Understanding the Outer Product
Given two vectors, a = [a0, a1, ..., aM] and b = [b0, b1, ..., bN], the outer product is −
[[a0*b0 a0*b1 ... a0*bN ] [a1*b0 . . ] [ ... . . ] [aM*b0 ... aM*bN ]]
Creating the Complex Grid
To build a Mandelbrot grid, we need to create a 2D array of complex numbers where each point represents coordinates in the complex plane −
import numpy as np
# Create the real part using outer product
# np.ones creates a column vector, np.linspace creates the x-axis values
real_part = np.outer(np.ones((5,)), np.linspace(-2, 2, 5))
print("Real part of the grid:")
print(real_part)
Real part of the grid: [[-2. -1. 0. 1. 2.] [-2. -1. 0. 1. 2.] [-2. -1. 0. 1. 2.] [-2. -1. 0. 1. 2.] [-2. -1. 0. 1. 2.]]
Creating the Imaginary Component
import numpy as np
# Create the imaginary part
# 1j multiplies by imaginary unit, creating y-axis values
imaginary_part = np.outer(1j * np.linspace(2, -2, 5), np.ones((5,)))

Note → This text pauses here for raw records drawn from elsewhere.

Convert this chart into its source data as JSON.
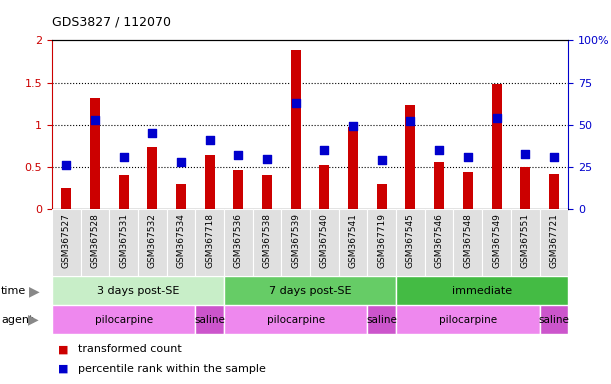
{
  "title": "GDS3827 / 112070",
  "samples": [
    "GSM367527",
    "GSM367528",
    "GSM367531",
    "GSM367532",
    "GSM367534",
    "GSM367718",
    "GSM367536",
    "GSM367538",
    "GSM367539",
    "GSM367540",
    "GSM367541",
    "GSM367719",
    "GSM367545",
    "GSM367546",
    "GSM367548",
    "GSM367549",
    "GSM367551",
    "GSM367721"
  ],
  "bar_values": [
    0.25,
    1.32,
    0.4,
    0.74,
    0.3,
    0.64,
    0.46,
    0.41,
    1.88,
    0.52,
    0.97,
    0.3,
    1.24,
    0.56,
    0.44,
    1.48,
    0.5,
    0.42
  ],
  "dot_values_pct": [
    26,
    53,
    31,
    45,
    28,
    41,
    32,
    30,
    63,
    35,
    49,
    29,
    52,
    35,
    31,
    54,
    33,
    31
  ],
  "bar_color": "#cc0000",
  "dot_color": "#0000cc",
  "ylim_left": [
    0,
    2
  ],
  "ylim_right": [
    0,
    100
  ],
  "yticks_left": [
    0,
    0.5,
    1.0,
    1.5,
    2.0
  ],
  "yticks_right": [
    0,
    25,
    50,
    75,
    100
  ],
  "ytick_labels_left": [
    "0",
    "0.5",
    "1",
    "1.5",
    "2"
  ],
  "ytick_labels_right": [
    "0",
    "25",
    "50",
    "75",
    "100%"
  ],
  "grid_lines": [
    0.5,
    1.0,
    1.5
  ],
  "time_groups": [
    {
      "label": "3 days post-SE",
      "start": 0,
      "end": 6,
      "color": "#c8eec8"
    },
    {
      "label": "7 days post-SE",
      "start": 6,
      "end": 12,
      "color": "#66cc66"
    },
    {
      "label": "immediate",
      "start": 12,
      "end": 18,
      "color": "#44bb44"
    }
  ],
  "agent_groups": [
    {
      "label": "pilocarpine",
      "start": 0,
      "end": 5,
      "color": "#ee88ee"
    },
    {
      "label": "saline",
      "start": 5,
      "end": 6,
      "color": "#cc55cc"
    },
    {
      "label": "pilocarpine",
      "start": 6,
      "end": 11,
      "color": "#ee88ee"
    },
    {
      "label": "saline",
      "start": 11,
      "end": 12,
      "color": "#cc55cc"
    },
    {
      "label": "pilocarpine",
      "start": 12,
      "end": 17,
      "color": "#ee88ee"
    },
    {
      "label": "saline",
      "start": 17,
      "end": 18,
      "color": "#cc55cc"
    }
  ],
  "legend_bar_label": "transformed count",
  "legend_dot_label": "percentile rank within the sample",
  "time_label": "time",
  "agent_label": "agent",
  "bar_width": 0.35,
  "dot_size": 35,
  "background_color": "#ffffff",
  "tick_color_left": "#cc0000",
  "tick_color_right": "#0000cc",
  "sample_bg_color": "#e0e0e0",
  "sample_line_color": "#aaaaaa"
}
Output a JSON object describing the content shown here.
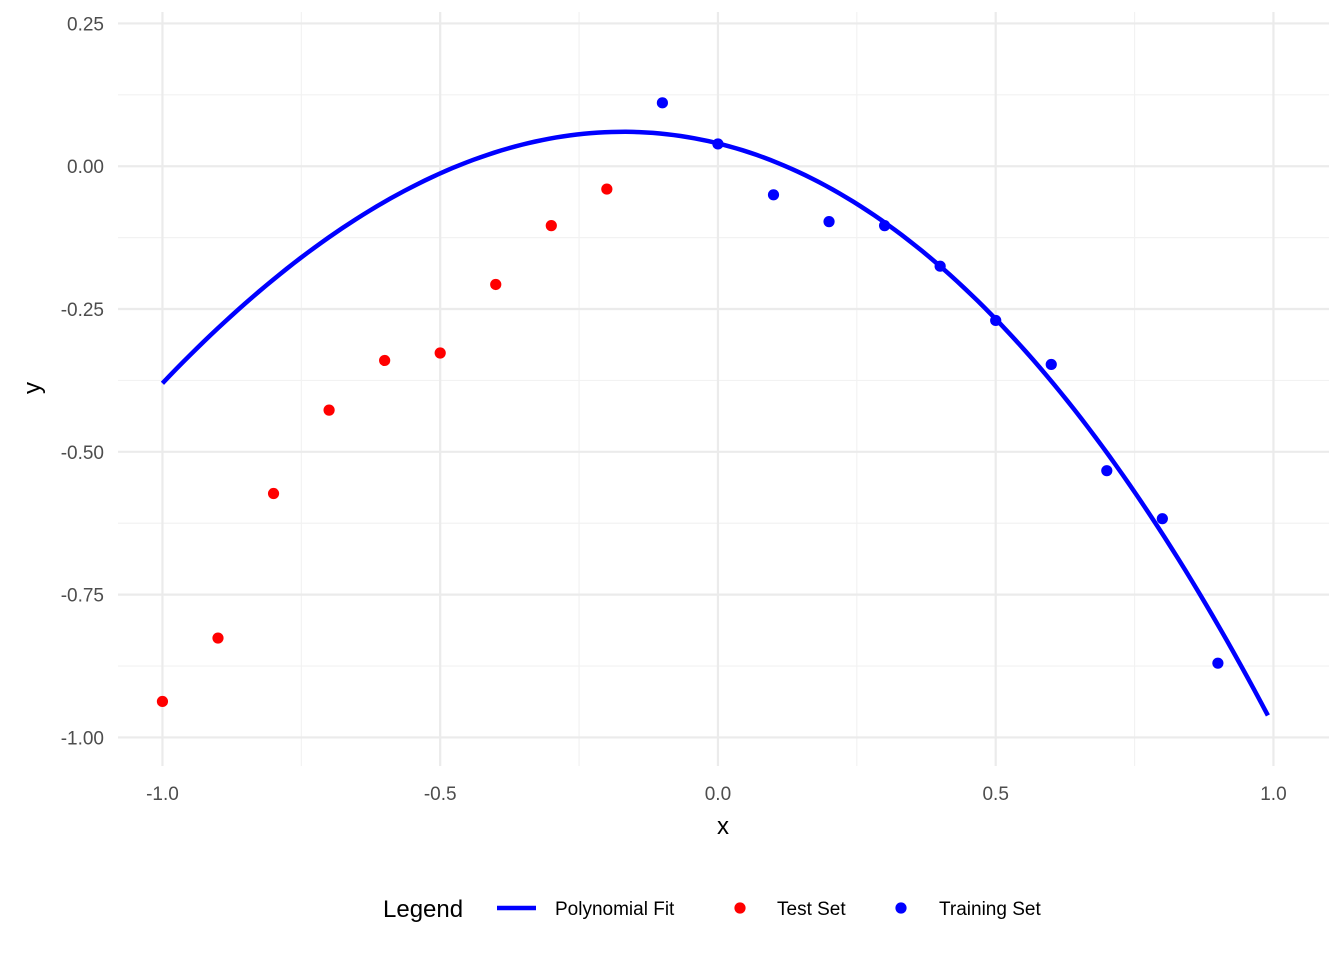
{
  "chart_data": {
    "type": "scatter",
    "xlabel": "x",
    "ylabel": "y",
    "xlim": [
      -1.08,
      1.1
    ],
    "ylim": [
      -1.05,
      0.27
    ],
    "x_ticks": [
      -1.0,
      -0.5,
      0.0,
      0.5,
      1.0
    ],
    "x_tick_labels": [
      "-1.0",
      "-0.5",
      "0.0",
      "0.5",
      "1.0"
    ],
    "y_ticks": [
      0.25,
      0.0,
      -0.25,
      -0.5,
      -0.75,
      -1.0
    ],
    "y_tick_labels": [
      "0.25",
      "0.00",
      "-0.25",
      "-0.50",
      "-0.75",
      "-1.00"
    ],
    "grid": true,
    "legend_placement": "bottom",
    "legend": {
      "title": "Legend",
      "entries": [
        {
          "label": "Polynomial Fit",
          "kind": "line",
          "color": "#0000ff"
        },
        {
          "label": "Test Set",
          "kind": "point",
          "color": "#ff0000"
        },
        {
          "label": "Training Set",
          "kind": "point",
          "color": "#0000ff"
        }
      ]
    },
    "series": [
      {
        "name": "Polynomial Fit",
        "kind": "line",
        "color": "#0000ff",
        "coefficients": [
          0.04,
          -0.24,
          -0.72,
          -0.06
        ],
        "x_range": [
          -1.0,
          0.99
        ]
      },
      {
        "name": "Test Set",
        "kind": "point",
        "color": "#ff0000",
        "points": [
          {
            "x": -1.0,
            "y": -0.937
          },
          {
            "x": -0.9,
            "y": -0.826
          },
          {
            "x": -0.8,
            "y": -0.573
          },
          {
            "x": -0.7,
            "y": -0.427
          },
          {
            "x": -0.6,
            "y": -0.34
          },
          {
            "x": -0.5,
            "y": -0.327
          },
          {
            "x": -0.4,
            "y": -0.207
          },
          {
            "x": -0.3,
            "y": -0.104
          },
          {
            "x": -0.2,
            "y": -0.04
          }
        ]
      },
      {
        "name": "Training Set",
        "kind": "point",
        "color": "#0000ff",
        "points": [
          {
            "x": -0.1,
            "y": 0.111
          },
          {
            "x": 0.0,
            "y": 0.039
          },
          {
            "x": 0.1,
            "y": -0.05
          },
          {
            "x": 0.2,
            "y": -0.097
          },
          {
            "x": 0.3,
            "y": -0.104
          },
          {
            "x": 0.4,
            "y": -0.175
          },
          {
            "x": 0.5,
            "y": -0.27
          },
          {
            "x": 0.6,
            "y": -0.347
          },
          {
            "x": 0.7,
            "y": -0.533
          },
          {
            "x": 0.8,
            "y": -0.617
          },
          {
            "x": 0.9,
            "y": -0.87
          }
        ]
      }
    ]
  }
}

print("Imaginary part of the grid:")
print(imaginary_part)
Imaginary part of the grid: [[0.+2.j 0.+2.j 0.+2.j 0.+2.j 0.+2.j] [0.+1.j 0.+1.j 0.+1.j 0.+1.j 0.+1.j] [0.+0.j 0.+0.j 0.+0.j 0.+0.j 0.+0.j] [0.-1.j 0.-1.j 0.-1.j 0.-1.j 0.-1.j] [0.-2.j 0.-2.j 0.-2.j 0.-2.j 0.-2.j]]
Complete Mandelbrot Grid
Combining both components creates a grid of complex numbers suitable for Mandelbrot set computation −
import numpy as np
# Create real and imaginary components
real_part = np.outer(np.ones((5,)), np.linspace(-2, 2, 5))
imaginary_part = np.outer(1j * np.linspace(2, -2, 5), np.ones((5,)))
# Combine to form the complex grid
mandelbrot_grid = real_part + imaginary_part
print("Complete Mandelbrot grid:")
print(mandelbrot_grid)
print("\nGrid shape:", mandelbrot_grid.shape)
print("Data type:", mandelbrot_grid.dtype)
Complete Mandelbrot grid: [[-2.+2.j -1.+2.j 0.+2.j 1.+2.j 2.+2.j] [-2.+1.j -1.+1.j 0.+1.j 1.+1.j 2.+1.j] [-2.+0.j -1.+0.j 0.+0.j 1.+0.j 2.+0.j] [-2.-1.j -1.-1.j 0.-1.j 1.-1.j 2.-1.j] [-2.-2.j -1.-2.j 0.-2.j 1.-2.j 2.-2.j]] Grid shape: (5, 5) Data type: complex128
How It Works
-
np.outer()computes the outer product of two arrays -
np.ones((5,))creates a vector of ones for broadcasting -
np.linspace(-2, 2, 5)generates evenly spaced values -
1jis Python's imaginary unit notation - Adding real and imaginary parts creates complex numbers
Conclusion
Using NumPy's outer product efficiently creates a complex grid for Mandelbrot set computation. This approach leverages broadcasting to generate coordinate matrices without explicit loops, making it both memory-efficient and computationally fast.